In other words, if a company borrows in dollars today and decides to hedge its outflow towards interest payment and maturity by buying forward contracts, it gains immensely. The benchmark one-year forward premium expressed in yield terms has crashed by 170 basis points since 8 November, the day of the demonetization announcement. Before the currency purge, the one-year premium was stubborn around 5.5%. A 100 basis points is equal to 1%.

Contracts to book dollar/rupee exchange rate one-month forward and three-month forward have also fallen by a massive 340 basis points and 230 basis points, respectively. Importers are already thronging the market to hedge.

An indicator of hedge cost for dollar loans is the Mumbai Interbank Forward Offer Rate, which is down by 50 basis points in the three-year tenure since 8 November. In essence, this has made the hedging cost of firms cheaper by at least 50 basis points.

This drop in hedging costs comes at an opportune time as global interest rates are still low. A top rated Indian company can borrow around 200 basis points above the London Interbank Offered Rate or at around 3.3%. On a fully hedged basis, the cost of borrowing would be around 7.5%. A month back, this cost was higher than 8%.
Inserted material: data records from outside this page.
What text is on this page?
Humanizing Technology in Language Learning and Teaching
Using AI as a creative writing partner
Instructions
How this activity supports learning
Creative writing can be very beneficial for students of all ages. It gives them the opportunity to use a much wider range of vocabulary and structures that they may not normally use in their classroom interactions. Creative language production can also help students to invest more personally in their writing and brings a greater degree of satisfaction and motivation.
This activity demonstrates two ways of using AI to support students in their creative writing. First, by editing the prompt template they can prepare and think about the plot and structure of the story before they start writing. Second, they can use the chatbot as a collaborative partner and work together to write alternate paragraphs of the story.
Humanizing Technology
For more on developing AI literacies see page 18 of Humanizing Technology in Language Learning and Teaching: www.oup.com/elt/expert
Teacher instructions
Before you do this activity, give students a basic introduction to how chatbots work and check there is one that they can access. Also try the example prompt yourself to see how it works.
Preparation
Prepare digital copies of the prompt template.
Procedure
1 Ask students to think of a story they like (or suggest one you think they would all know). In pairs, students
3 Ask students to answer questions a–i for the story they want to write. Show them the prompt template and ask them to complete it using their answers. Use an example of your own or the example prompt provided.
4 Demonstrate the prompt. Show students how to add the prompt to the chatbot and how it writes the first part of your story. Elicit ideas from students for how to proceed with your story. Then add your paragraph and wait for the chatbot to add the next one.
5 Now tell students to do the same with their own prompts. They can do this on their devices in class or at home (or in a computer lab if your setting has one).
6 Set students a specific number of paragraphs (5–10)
But data from Bloomberg shows that corporates aren’t exactly lining up for dollars. Since demonetization, only two firms have borrowed through dollar loans and no dollar bond issues have been launched since then. Firstly, demand conditions at home are weak and companies won’t borrow if there is no guarantee of using these funds for production. Secondly, a debt overhang is already bogging companies down. But perhaps the most crucial is the good old cost-benefit analysis. Hedge costs may have fallen but so have domestic bond yields. A top rated company can borrow through a three-year domestic bond at 7-7.2% and this is cheaper than dollar borrowings.